Fico admirado com a repercussão jornalística e popular
dos escândalos promovidos por servidores públicos brasileiros, nos últimos
tempos. Tudo é apresentado como se fosse uma grande novidade. Tenho vontade, até,
de publicar uma matéria paga, em todos os jornais, avisando que o que está
acontecendo não é exceção, mas regra. Nem o caso do mensalão é estranho, pois
desde Tomé de Sousa que o Palácio do Governo tem sido um local bastante
frequentado por interesses escusos.
Mas para não avançar na seara alheia, vou narrar experiências
pessoais. Houve um tempo em que eu tive empresa em São Paulo. Como era uma
pequena empresa, não usava despachantes, mas eu mesmo fazia o necessário, junto
às repartições públicas, para colocar as coisas em dia. Pois bem, eu nunca
consegui um carimbo, uma aprovação, um arquivamento, em nenhuma repartição pública,
sem a gorjeta ao funcionário do balcão de atendimento.

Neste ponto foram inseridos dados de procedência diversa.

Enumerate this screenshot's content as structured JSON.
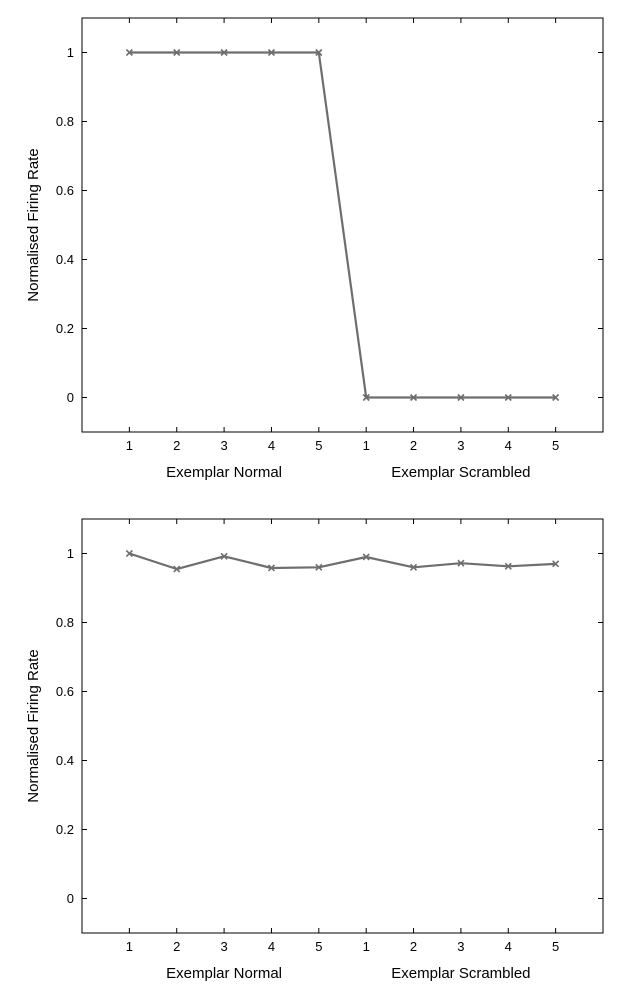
{
  "chart_data": [
    {
      "type": "line",
      "categories": [
        "1",
        "2",
        "3",
        "4",
        "5",
        "1",
        "2",
        "3",
        "4",
        "5"
      ],
      "x": [
        1,
        2,
        3,
        4,
        5,
        6,
        7,
        8,
        9,
        10
      ],
      "series": [
        {
          "values": [
            1,
            1,
            1,
            1,
            1,
            0,
            0,
            0,
            0,
            0
          ],
          "color": "#6e6e6e",
          "marker": "x"
        }
      ],
      "title": "",
      "ylabel": "Normalised Firing Rate",
      "group_labels": [
        "Exemplar Normal",
        "Exemplar Scrambled"
      ],
      "ylim": [
        -0.1,
        1.1
      ],
      "xlim": [
        0,
        11
      ],
      "yticks": [
        0,
        0.2,
        0.4,
        0.6,
        0.8,
        1
      ],
      "ytick_labels": [
        "0",
        "0.2",
        "0.4",
        "0.6",
        "0.8",
        "1"
      ],
      "grid": false,
      "legend": "none"
    },
    {
      "type": "line",
      "categories": [
        "1",
        "2",
        "3",
        "4",
        "5",
        "1",
        "2",
        "3",
        "4",
        "5"
      ],
      "x": [
        1,
        2,
        3,
        4,
        5,
        6,
        7,
        8,
        9,
        10
      ],
      "series": [
        {
          "values": [
            1.0,
            0.955,
            0.992,
            0.958,
            0.96,
            0.99,
            0.96,
            0.972,
            0.963,
            0.97
          ],
          "color": "#6e6e6e",
          "marker": "x"
        }
      ],
      "title": "",
      "ylabel": "Normalised Firing Rate",
      "group_labels": [
        "Exemplar Normal",
        "Exemplar Scrambled"
      ],
      "ylim": [
        -0.1,
        1.1
      ],
      "xlim": [
        0,
        11
      ],
      "yticks": [
        0,
        0.2,
        0.4,
        0.6,
        0.8,
        1
      ],
      "ytick_labels": [
        "0",
        "0.2",
        "0.4",
        "0.6",
        "0.8",
        "1"
      ],
      "grid": false,
      "legend": "none"
    }
  ]
}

Se não desse a gorjeta,
o despacho iria durar quinze dias ou mais; com a gorjeta, tudo era feito na
hora.
E o leitor pensa que isso era feito sem a anuência do
chefe maior? Doce ilusão: parte da gorjeta era exatamente encaminhada aos escalões
superiores. E isso era feito à luz do dia, e ninguém estranhava, como se aquilo
fosse um trâmite inevitável, uma lei não escrita. Houve casos em que o “cara do
guichê” nem aceitava a entrada dos papéis, pois isso devia ser feito pelo
despachante, amigo ou sócio, do diretor.
Quanto a este último exemplo, houve um caso mais
escabroso, ainda, pelo fato de que o envolvido era um homem da Lei. Fui a uma
delegacia para solicitar “atestado de residência”. A exigência desse documento,
por si já era uma absurdo, parece-me que já foi extinta. Pois bem, o atendente,
na delegacia, me disse que o documento demoraria quinze dias. Eu não precisava
provar nada sobre minha afirmação de morar em tal ou tal lugar, mas tinha que
esperar quinze dias. Expliquei que precisava do papel para o dia seguinte, então
ele me indicou um escritório de despachante (o inevitável despachante) que era
bem em frente ao prédio da delegacia. Fui lá e, mediante o pagamento de 50
cruzeiros (ou coisa parecida, o dinheiro brasileiro muda tanto de nome que não
lembro mais) tive a redação pronta do atestado, que assim recebeu o aval do
delegado (sócio-fantasma do despachante, naturalmente), em menos de dez
minutos. Eu disse “delegado”, o leitor notou? Delegado, no “mundo civilizado” é
aquele que prende os malandros, não o que comete malandragens.